[PATCH v3 04/19] arm/arm64: KVM: wrap 64 bit MMIO accesses with two 32 bit ones

[Andre Przywara]

Hi Christoffer,

On 03/11/14 13:25, Christoffer Dall wrote:
> On Fri, Oct 31, 2014 at 05:26:39PM +0000, Andre Przywara wrote:
>> Some GICv3 registers can and will be accessed as 64 bit registers.
>> Currently the register handling code can only deal with 32 bit
>> accesses, so we do two consecutive calls to cover this.
>>
>> Signed-off-by: Andre Przywara <andre.przywara at arm.com>
>> ---
>>  virt/kvm/arm/vgic.c |   48 +++++++++++++++++++++++++++++++++++++++++++++---
>>  1 file changed, 45 insertions(+), 3 deletions(-)
>>
>> diff --git a/virt/kvm/arm/vgic.c b/virt/kvm/arm/vgic.c
>> index 704be48..0cbdde9 100644
>> --- a/virt/kvm/arm/vgic.c
>> +++ b/virt/kvm/arm/vgic.c
>> @@ -1033,6 +1033,48 @@ static bool vgic_validate_access(const struct vgic_dist *dist,
>>  }
>>  
>>  /*
>> + * Call the respective handler function for the given range.
>> + * We split up any 64 bit accesses into two consecutive 32 bit
>> + * handler calls and merge the result afterwards.
>> + */
>> +static bool call_range_handler(struct kvm_vcpu *vcpu,
>> +			       struct kvm_exit_mmio *mmio,
>> +			       unsigned long offset,
>> +			       const struct mmio_range *range)
>> +{
>> +	u32 *data32 = (void *)mmio->data;
>> +	struct kvm_exit_mmio mmio32;
>> +	bool ret;
>> +
>> +	if (likely(mmio->len <= 4))
>> +		return range->handle_mmio(vcpu, mmio, offset);
>> +
>> +	/*
>> +	 * Any access bigger than 4 bytes (that we currently handle in KVM)
>> +	 * is actually 8 bytes long, caused by a 64-bit access
>> +	 */
>> +
>> +	mmio32.len = 4;
>> +	mmio32.is_write = mmio->is_write;
>> +
>> +	mmio32.phys_addr = mmio->phys_addr + 4;
>> +	if (mmio->is_write)
>> +		*(u32 *)mmio32.data = data32[1];
>> +	ret = range->handle_mmio(vcpu, &mmio32, offset + 4);
>> +	if (!mmio->is_write)
>> +		data32[1] = *(u32 *)mmio32.data;
>> +
>> +	mmio32.phys_addr = mmio->phys_addr;
>> +	if (mmio->is_write)
>> +		*(u32 *)mmio32.data = data32[0];
>> +	ret |= range->handle_mmio(vcpu, &mmio32, offset);
>> +	if (!mmio->is_write)
>> +		data32[0] = *(u32 *)mmio32.data;
>> +
>> +	return ret;
>> +}
> 
> Please think about the endianness issues here.

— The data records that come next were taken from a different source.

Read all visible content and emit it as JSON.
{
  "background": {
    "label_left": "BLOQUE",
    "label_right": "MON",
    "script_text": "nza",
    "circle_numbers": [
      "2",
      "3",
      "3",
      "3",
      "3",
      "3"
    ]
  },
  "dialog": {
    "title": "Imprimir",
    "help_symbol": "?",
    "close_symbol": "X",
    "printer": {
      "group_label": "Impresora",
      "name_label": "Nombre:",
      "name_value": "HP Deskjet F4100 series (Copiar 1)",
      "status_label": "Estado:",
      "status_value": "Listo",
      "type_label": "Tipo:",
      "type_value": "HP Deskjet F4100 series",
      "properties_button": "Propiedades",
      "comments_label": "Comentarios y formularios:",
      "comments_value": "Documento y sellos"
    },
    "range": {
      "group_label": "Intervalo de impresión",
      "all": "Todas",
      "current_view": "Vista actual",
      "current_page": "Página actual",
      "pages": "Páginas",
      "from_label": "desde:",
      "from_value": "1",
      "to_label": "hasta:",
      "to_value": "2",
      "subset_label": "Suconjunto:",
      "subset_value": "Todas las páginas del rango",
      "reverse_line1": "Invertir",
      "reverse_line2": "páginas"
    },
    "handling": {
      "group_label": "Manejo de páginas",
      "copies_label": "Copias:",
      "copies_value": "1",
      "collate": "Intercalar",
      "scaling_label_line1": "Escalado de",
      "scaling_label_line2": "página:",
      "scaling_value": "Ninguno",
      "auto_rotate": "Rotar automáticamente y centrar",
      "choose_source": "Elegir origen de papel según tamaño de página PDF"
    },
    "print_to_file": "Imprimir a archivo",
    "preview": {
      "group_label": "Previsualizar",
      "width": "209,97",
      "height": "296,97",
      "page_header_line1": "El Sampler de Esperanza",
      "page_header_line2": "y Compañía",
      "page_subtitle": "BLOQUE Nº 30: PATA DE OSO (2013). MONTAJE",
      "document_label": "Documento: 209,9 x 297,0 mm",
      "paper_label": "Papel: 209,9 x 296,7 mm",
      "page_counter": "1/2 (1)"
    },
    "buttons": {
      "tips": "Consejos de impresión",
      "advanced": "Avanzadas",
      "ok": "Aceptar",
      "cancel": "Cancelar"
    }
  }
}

I didn't only think about it, I traced the code and tested it:
So it works like written above (I actually had a hickup in my kvmtool
setup that denied booting the bigendian initrds, so I thought that BE
was broken).

So the GIC is always LE, that's why we swap the bytes to LE in any
32-bit register in mmio_data_{write,read}, which gets called for each
vGIC register access via the vgic_reg_access() function.

So the memory order that the actual register handler functions
implicitly expect is always LE, regardless of the guest or host
endianness. vgic_reg_access() makes this transparent for the host code.

Now if we eventually assemble the 64-bit value from the two 32-bit
values, we also have to always do this in LE fashion. Hence the
hardcoded LE assignment here. Eventually this LE value will be copied
into the guest, which will access it through readq, which uses
le64_to_cpu() to convert it to the CPU native value.

So the branch as posted (or present in the repo) works fine (boot-tested
only so far) with all 8 combinations of (host endianness, guest
endianness, guest v2/v3 GIC).

I will add a comment to the function explaining this.

Regards,
Andre.